Traditional methodologies are typically known as “heavy” or “monumental”. These methodologies typically follow what is called and SDLC (Systems Development Life Cycle). They impose a strong emphasis on process especially upfront planning. Even though they have been around for quite some time, they are not noted for being very successful or popular. The unpopularity of these “heavy” methodologies is a result of the massive effort required throughout the process which can actually slow down development and often lead to the failure of the project.
Today’s Information Technology manager is under ever-increasing pressure to deliver results – in the form of applications that drive improvements to the bottom line – even while IT budgets are being significantly slashed. Business environments continue to change at a rapid pace leaving many IT shops struggling to keep up with the pace of change. These changes have led to an increased interest in agile software development processes for rapid product delivery and flexibility while maintaining quality.
Agile methodologies strive to reduce the cost of change throughout the software development process. For example, rapid iterative planning and development cycles in order to force trade offs and deliver the highest value features as early as possible. In addition, the constant, systemic testing ensures high quality via early defect detection and resolution.

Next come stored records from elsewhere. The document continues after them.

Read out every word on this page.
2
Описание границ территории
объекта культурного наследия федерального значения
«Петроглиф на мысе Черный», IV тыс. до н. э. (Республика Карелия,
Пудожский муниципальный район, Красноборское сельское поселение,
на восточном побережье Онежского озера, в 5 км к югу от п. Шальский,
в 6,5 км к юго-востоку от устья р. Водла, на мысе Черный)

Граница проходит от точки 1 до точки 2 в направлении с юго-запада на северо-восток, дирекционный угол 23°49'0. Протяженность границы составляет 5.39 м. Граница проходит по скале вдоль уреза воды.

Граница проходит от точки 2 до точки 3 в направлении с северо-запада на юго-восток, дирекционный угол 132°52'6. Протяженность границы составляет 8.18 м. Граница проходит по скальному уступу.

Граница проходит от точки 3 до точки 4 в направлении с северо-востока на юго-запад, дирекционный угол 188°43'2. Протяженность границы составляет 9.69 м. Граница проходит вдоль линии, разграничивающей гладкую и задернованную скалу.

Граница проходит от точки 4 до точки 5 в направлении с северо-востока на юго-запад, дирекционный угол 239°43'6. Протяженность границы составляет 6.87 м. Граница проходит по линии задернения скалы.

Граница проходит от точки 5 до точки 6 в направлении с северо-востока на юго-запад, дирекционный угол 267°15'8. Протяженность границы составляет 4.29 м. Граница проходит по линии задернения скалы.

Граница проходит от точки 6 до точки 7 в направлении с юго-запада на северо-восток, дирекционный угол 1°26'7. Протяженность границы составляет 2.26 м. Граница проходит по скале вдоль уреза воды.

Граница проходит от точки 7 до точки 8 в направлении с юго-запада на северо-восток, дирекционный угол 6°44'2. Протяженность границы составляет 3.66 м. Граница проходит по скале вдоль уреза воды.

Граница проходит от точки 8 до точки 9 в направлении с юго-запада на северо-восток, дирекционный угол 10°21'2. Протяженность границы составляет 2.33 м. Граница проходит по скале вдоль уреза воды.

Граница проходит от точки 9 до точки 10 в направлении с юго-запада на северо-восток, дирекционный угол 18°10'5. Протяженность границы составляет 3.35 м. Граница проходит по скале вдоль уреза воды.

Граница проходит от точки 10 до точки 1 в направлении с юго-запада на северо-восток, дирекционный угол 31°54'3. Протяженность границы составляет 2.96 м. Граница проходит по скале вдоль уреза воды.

The benefit of lightweight processes such as Agile development is its focus on producing value added releases and addressing architectural risk early in the project. This helps ensure that the finished product meets expectations and that the stakeholders will perceive it to be “a good value.” The project manager can therefore give the client a release of the application much earlier in the project plan than would be possible with a heavyweight methodology. In this way, the project manager ensures that the development team is working on those aspects important to the client and those provide the most value to the business, and increases the likelihood of delivering the project within the constraints of schedule and budget.